Bradley Manning, the former United States army intelligence officer jailed on suspicion of leaking U.S. government data to Wikileaks, will be moved from a military brig at Quantico, Virginia to a prison at Fort Leavenworth, Kansas, the Pentagon announced on Tuesday.
The transfer will follow closely on intensifying criticism of the Pentagon for meting out harsh treatment to Mr. Manning, including allegations that he was kept in solitary confinement for 23 hours a day, allowed no contact whatsoever with other inmates, and that he was stripped naked every night and forced to sleep in only a smock. Authorities have been quoted as saying that Mr. Manning faced restrictions to prevent self-injury.
His confinement has not been without controversy either, as a senior State Department official, Assistant Secretary P.J. Crowley, resigned last month after describing Mr. Manning’s treatment by the Pentagon as “stupid.” Further a group of 250 top lawyers including a former professor of President Barack Obama wrote a letter describing Mr. manning’s conditions of imprisonment as “illegal and immoral.”
Further, a top United Nations official, Special Rapporteur on torture Juan Mendez, said earlier this month that he was “deeply disappointed and frustrated by the prevarication of the U.S. government,” after he was denied permission for unmonitored visits to Mr. Manning.
The latest step by the Pentagon, to move Mr. Manning to Fort Leavenworth, was announced by Jeh Johnson, Pentagon General Counsel, who said, “Given the length of time he has been in pre-trial confinement at Quantico ... and given what the likely period of pre-trial confinement in the future [is]... we reached the judgment this would be the right facility for him.” Mr. Johnson also speculated, “We are probably months off from a trial.”
However Mr. Manning’s attorney, David Coombs, said that he was not officially notified of Mr. Manning’s pending move until twenty minutes before the Pentagon’s press briefing – “This is despite the fact that the Pentagon has “been thinking about this for a while,”” Mr. Coombs said.

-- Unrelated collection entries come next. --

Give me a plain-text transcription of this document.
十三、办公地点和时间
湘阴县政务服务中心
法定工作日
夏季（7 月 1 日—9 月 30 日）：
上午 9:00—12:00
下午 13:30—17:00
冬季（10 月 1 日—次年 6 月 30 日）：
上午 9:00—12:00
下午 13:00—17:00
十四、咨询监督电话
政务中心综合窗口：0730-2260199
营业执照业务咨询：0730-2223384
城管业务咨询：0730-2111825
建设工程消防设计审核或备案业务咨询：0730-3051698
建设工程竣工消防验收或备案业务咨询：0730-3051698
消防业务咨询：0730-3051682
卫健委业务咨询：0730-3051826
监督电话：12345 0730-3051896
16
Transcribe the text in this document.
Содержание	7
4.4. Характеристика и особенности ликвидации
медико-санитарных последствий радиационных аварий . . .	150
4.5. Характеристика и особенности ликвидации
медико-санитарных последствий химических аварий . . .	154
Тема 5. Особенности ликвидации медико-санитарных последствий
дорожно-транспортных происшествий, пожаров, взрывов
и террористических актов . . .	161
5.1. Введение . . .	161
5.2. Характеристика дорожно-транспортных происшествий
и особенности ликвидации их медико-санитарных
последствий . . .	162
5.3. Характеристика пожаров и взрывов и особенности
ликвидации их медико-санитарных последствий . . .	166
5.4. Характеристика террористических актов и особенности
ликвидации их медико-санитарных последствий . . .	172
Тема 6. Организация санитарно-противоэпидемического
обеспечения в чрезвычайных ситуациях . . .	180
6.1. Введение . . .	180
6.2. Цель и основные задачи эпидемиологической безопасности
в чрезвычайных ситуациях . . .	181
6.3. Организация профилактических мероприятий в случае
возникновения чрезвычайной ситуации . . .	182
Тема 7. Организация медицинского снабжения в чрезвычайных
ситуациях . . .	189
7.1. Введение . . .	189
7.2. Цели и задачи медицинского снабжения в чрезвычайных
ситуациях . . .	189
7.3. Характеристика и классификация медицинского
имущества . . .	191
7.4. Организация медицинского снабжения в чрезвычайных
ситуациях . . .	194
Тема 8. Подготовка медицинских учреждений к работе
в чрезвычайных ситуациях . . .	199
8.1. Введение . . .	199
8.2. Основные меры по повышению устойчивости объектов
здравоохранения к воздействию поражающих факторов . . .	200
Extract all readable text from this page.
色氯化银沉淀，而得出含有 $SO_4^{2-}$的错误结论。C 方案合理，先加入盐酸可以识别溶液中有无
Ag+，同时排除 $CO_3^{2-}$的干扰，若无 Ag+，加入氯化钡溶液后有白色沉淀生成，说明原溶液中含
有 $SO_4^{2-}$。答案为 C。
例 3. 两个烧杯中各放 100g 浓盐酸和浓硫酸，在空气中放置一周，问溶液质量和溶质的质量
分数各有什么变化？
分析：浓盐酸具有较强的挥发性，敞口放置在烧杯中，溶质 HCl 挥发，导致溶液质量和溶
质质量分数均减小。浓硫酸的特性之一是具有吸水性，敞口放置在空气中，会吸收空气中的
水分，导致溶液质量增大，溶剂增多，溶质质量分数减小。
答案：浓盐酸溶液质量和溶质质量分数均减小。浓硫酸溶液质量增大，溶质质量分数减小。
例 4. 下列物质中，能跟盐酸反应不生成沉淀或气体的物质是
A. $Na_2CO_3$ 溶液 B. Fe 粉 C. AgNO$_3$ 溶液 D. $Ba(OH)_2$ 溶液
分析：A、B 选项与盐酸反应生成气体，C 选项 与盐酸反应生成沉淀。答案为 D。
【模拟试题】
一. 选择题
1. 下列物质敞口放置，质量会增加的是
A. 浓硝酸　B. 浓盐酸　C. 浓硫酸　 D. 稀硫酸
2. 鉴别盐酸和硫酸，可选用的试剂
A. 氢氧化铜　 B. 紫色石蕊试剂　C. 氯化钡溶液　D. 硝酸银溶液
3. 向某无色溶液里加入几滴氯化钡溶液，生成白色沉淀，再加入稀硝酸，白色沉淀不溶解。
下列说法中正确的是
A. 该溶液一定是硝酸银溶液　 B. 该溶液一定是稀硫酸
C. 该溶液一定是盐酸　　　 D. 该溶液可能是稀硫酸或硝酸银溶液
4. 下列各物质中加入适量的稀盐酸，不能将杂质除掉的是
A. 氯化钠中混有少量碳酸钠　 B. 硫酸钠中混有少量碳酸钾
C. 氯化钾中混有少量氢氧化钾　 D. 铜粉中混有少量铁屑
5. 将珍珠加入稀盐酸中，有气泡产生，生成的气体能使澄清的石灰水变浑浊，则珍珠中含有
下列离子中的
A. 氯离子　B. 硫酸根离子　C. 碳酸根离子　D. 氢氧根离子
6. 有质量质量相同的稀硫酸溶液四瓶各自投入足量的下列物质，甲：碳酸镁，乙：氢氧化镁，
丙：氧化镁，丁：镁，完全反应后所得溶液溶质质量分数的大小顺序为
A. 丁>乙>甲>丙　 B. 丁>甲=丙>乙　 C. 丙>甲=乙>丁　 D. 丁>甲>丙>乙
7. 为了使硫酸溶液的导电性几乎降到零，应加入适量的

Mr. Coombs however added that although the move came as a surprise its timing did not, because Mr. Manning’s defence team had recently received “reliable reports of a private meeting held on 13 January 2011, involving high-level Quantico officials where it was ordered that PFC Manning would remain in maximum custody and under prevention of injury watch indefinitely.”
At that meeting, when an attending psychiatrist “challenged” senior Quantico officials saying that there was no mental health justification for the decision, one of the prison officials said “he would not risk anything happening on his watch,” adding, “We will do whatever we want to do.”